Cuando el evento terminó, los organizadores les pidieron a los poetas que se abrazaran para la foto de rigor. Juanrra sonrió desmedidamente, como si se la hubiera pasado de lo lindo esas dos horas y no como en realidad estuvo, absorto y melancólico, tal vez sólo aburrido. Cuando todo terminó y las luces del viejo local del Gremio de Escritores se apagaron, lo vimos alejarse con otros poetas rumbo a la avenida Alfonso Ugarte. Al cabo de unas cuadras éstos se despidieron de Juanrra. Era el momento que esperábamos. Juanrra caminaba despacio, mirando alternativamente los dos lados de la vía, aunque por momentos se detenía a observar de forma extraña los semáforos atroces o a la gente que cruzaba burlando los carros. Se detuvo en el cruce que separa las calles Loayza y Colmena y se escabulló en un café sin luz, donde una mesera desalineada lo atendió de mala gana. Juanrra sacó del bolsillo una libretita y un lápiz y, después de espiar con sigilo el local vacío, clavó los ojos en la mesa y se puso a escribir con furia. Decidimos no acercarnos y nos alejamos sólo cuando la lluvia menuda de agosto volvía plomas y resbaladizas las veredas.
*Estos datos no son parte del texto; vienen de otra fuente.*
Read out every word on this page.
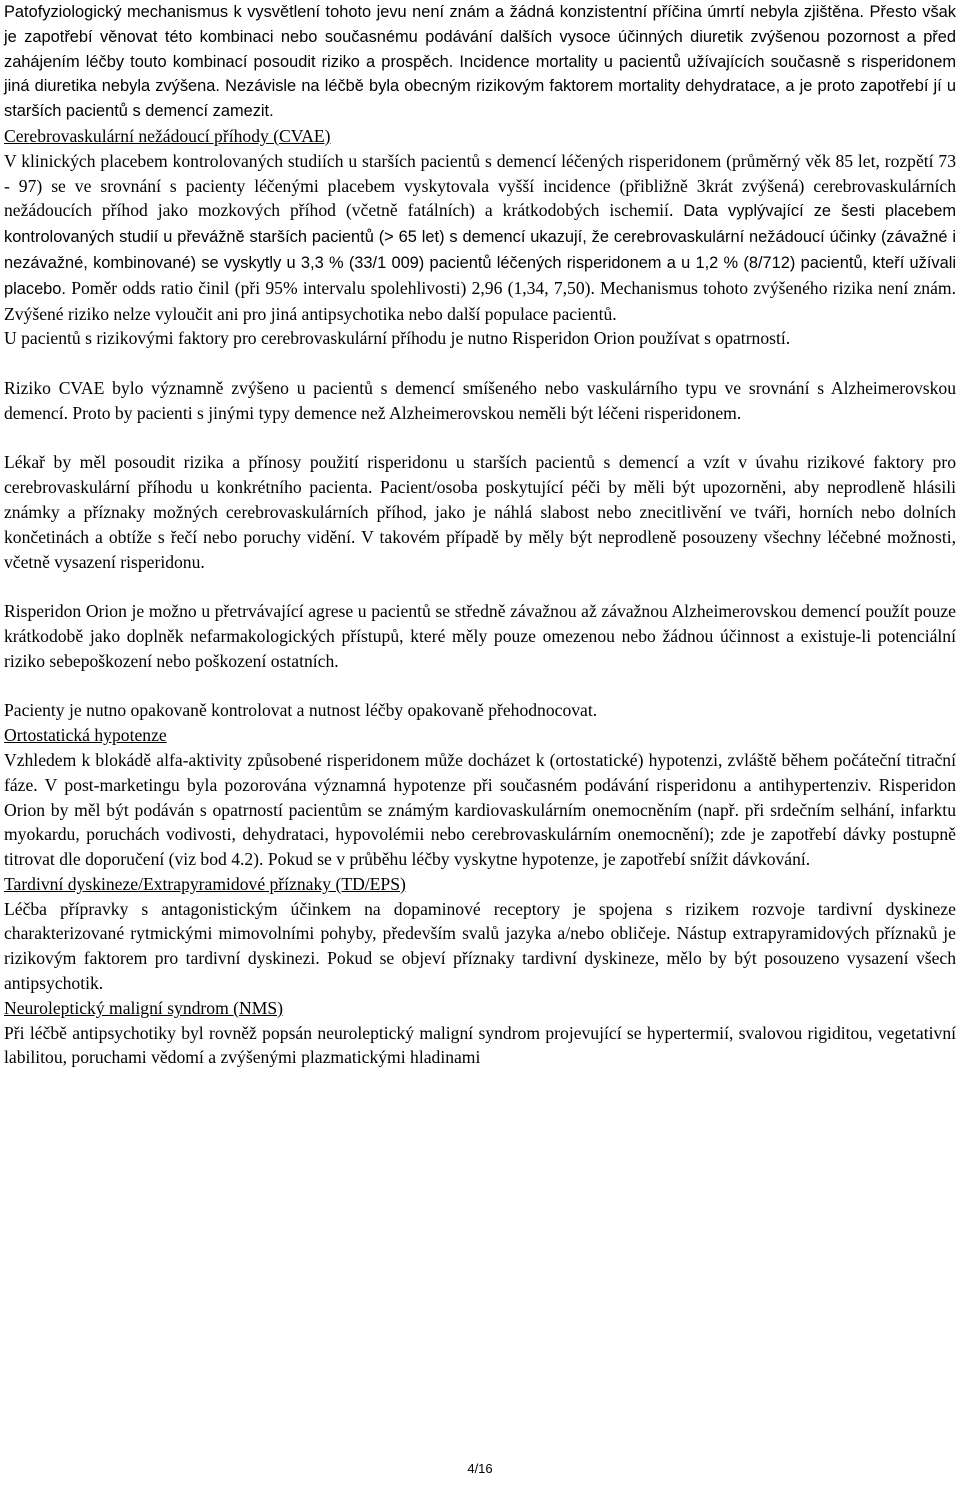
Patofyziologický mechanismus k vysvětlení tohoto jevu není znám a žádná konzistentní příčina úmrtí nebyla zjištěna. Přesto však je zapotřebí věnovat této kombinaci nebo současnému podávání dalších vysoce účinných diuretik zvýšenou pozornost a před zahájením léčby touto kombinací posoudit riziko a prospěch. Incidence mortality u pacientů užívajících současně s risperidonem jiná diuretika nebyla zvýšena. Nezávisle na léčbě byla obecným rizikovým faktorem mortality dehydratace, a je proto zapotřebí jí u starších pacientů s demencí zamezit.

Cerebrovaskulární nežádoucí příhody (CVAE)

V klinických placebem kontrolovaných studiích u starších pacientů s demencí léčených risperidonem (průměrný věk 85 let, rozpětí 73 - 97) se ve srovnání s pacienty léčenými placebem vyskytovala vyšší incidence (přibližně 3krát zvýšená) cerebrovaskulárních nežádoucích příhod jako mozkových příhod (včetně fatálních) a krátkodobých ischemií. Data vyplývající ze šesti placebem kontrolovaných studií u převážně starších pacientů (> 65 let) s demencí ukazují, že cerebrovaskulární nežádoucí účinky (závažné i nezávažné, kombinované) se vyskytly u 3,3 % (33/1 009) pacientů léčených risperidonem a u 1,2 % (8/712) pacientů, kteří užívali placebo. Poměr odds ratio činil (při 95% intervalu spolehlivosti) 2,96 (1,34, 7,50). Mechanismus tohoto zvýšeného rizika není znám. Zvýšené riziko nelze vyloučit ani pro jiná antipsychotika nebo další populace pacientů.

U pacientů s rizikovými faktory pro cerebrovaskulární příhodu je nutno Risperidon Orion používat s opatrností.

Riziko CVAE bylo významně zvýšeno u pacientů s demencí smíšeného nebo vaskulárního typu ve srovnání s Alzheimerovskou demencí. Proto by pacienti s jinými typy demence než Alzheimerovskou neměli být léčeni risperidonem.

Lékař by měl posoudit rizika a přínosy použití risperidonu u starších pacientů s demencí a vzít v úvahu rizikové faktory pro cerebrovaskulární příhodu u konkrétního pacienta. Pacient/osoba poskytující péči by měli být upozorněni, aby neprodleně hlásili známky a příznaky možných cerebrovaskulárních příhod, jako je náhlá slabost nebo znecitlivění ve tváři, horních nebo dolních končetinách a obtíže s řečí nebo poruchy vidění. V takovém případě by měly být neprodleně posouzeny všechny léčebné možnosti, včetně vysazení risperidonu.

Risperidon Orion je možno u přetrvávající agrese u pacientů se středně závažnou až závažnou Alzheimerovskou demencí použít pouze krátkodobě jako doplněk nefarmakologických přístupů, které měly pouze omezenou nebo žádnou účinnost a existuje-li potenciální riziko sebepoškození nebo poškození ostatních.

Pacienty je nutno opakovaně kontrolovat a nutnost léčby opakovaně přehodnocovat.

Ortostatická hypotenze

Vzhledem k blokádě alfa-aktivity způsobené risperidonem může docházet k (ortostatické) hypotenzi, zvláště během počáteční titrační fáze. V post-marketingu byla pozorována významná hypotenze při současném podávání risperidonu a antihypertenziv. Risperidon Orion by měl být podáván s opatrností pacientům se známým kardiovaskulárním onemocněním (např. při srdečním selhání, infarktu myokardu, poruchách vodivosti, dehydrataci, hypovolémii nebo cerebrovaskulárním onemocnění); zde je zapotřebí dávky postupně titrovat dle doporučení (viz bod 4.2). Pokud se v průběhu léčby vyskytne hypotenze, je zapotřebí snížit dávkování.

Tardivní dyskineze/Extrapyramidové příznaky (TD/EPS)

Léčba přípravky s antagonistickým účinkem na dopaminové receptory je spojena s rizikem rozvoje tardivní dyskineze charakterizované rytmickými mimovolními pohyby, především svalů jazyka a/nebo obličeje. Nástup extrapyramidových příznaků je rizikovým faktorem pro tardivní dyskinezi. Pokud se objeví příznaky tardivní dyskineze, mělo by být posouzeno vysazení všech antipsychotik.

Neuroleptický maligní syndrom (NMS)

Při léčbě antipsychotiky byl rovněž popsán neuroleptický maligní syndrom projevující se hypertermií, svalovou rigiditou, vegetativní labilitou, poruchami vědomí a zvýšenými plazmatickými hladinami

4/16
Unas semanas después, luego de encontrar un pequeño espacio en un salón de la Facultad, pudimos presentar al fin nuestra antología Voces desesperadas. No había sido fácil, pero allí estaba, impresa en papel bulki y engrapada por sus dos lados.
El viejo Maynor, sin embargo, no estaba para festejos, muchachos.
—Qué pasó, Maynor —le dijimos—, por qué tan cabizbajo, viejo —con ese tono despreocupado de entonces—, la antología es un éxito, hombre.
—Es Juanrra, nos dijo. Ha desaparecido.
Nos enteramos de los detalles por las mezquinas noticias que preparaban los periódicos. Juanrra había salido de Lima con dirección al norte y después de siete días nadie daba razón de él. Nos reunimos esa misma noche, imprimimos imágenes de su rostro y las pegamos en las paredes en los alrededores de la universidad y en los postes de alumbrado público. Era todo lo que podíamos hacer y en efecto así lo hicimos, hasta que el invierno terminó y tuvimos que seguir con nuestras obligaciones, el trabajo del camión repartidor, la radio de Jerónimo que aullaba cumbias, las calles interminables de la ciudad.
Desde entonces, exacerbados por nuestro deseo de recuperarlo, lo vimos cada mañana cerca de la Plaza San Martín, sentado en su mesa de siempre, absorto en un libro y en su café, como una imagen entrañable, desgarrada y profunda.
—¿Qué es la poesía, Juanrra, la maldita poesía? Entonces lo oíamos decir, mientras nos marchábamos del Don Lucho, algo referente a la amistad o los amigos o tal vez era algo distinto; algo sobre las carreteras del norte, donde murió atropellado lleno de luz, una madrugada anónima, mientras nosotros, seguramente, hablamos de él con el candor con el que sólo puede hablarse de un padre o de un amigo perdido que ha vuelto de tierras lejanas después de mucho, mucho tiempo.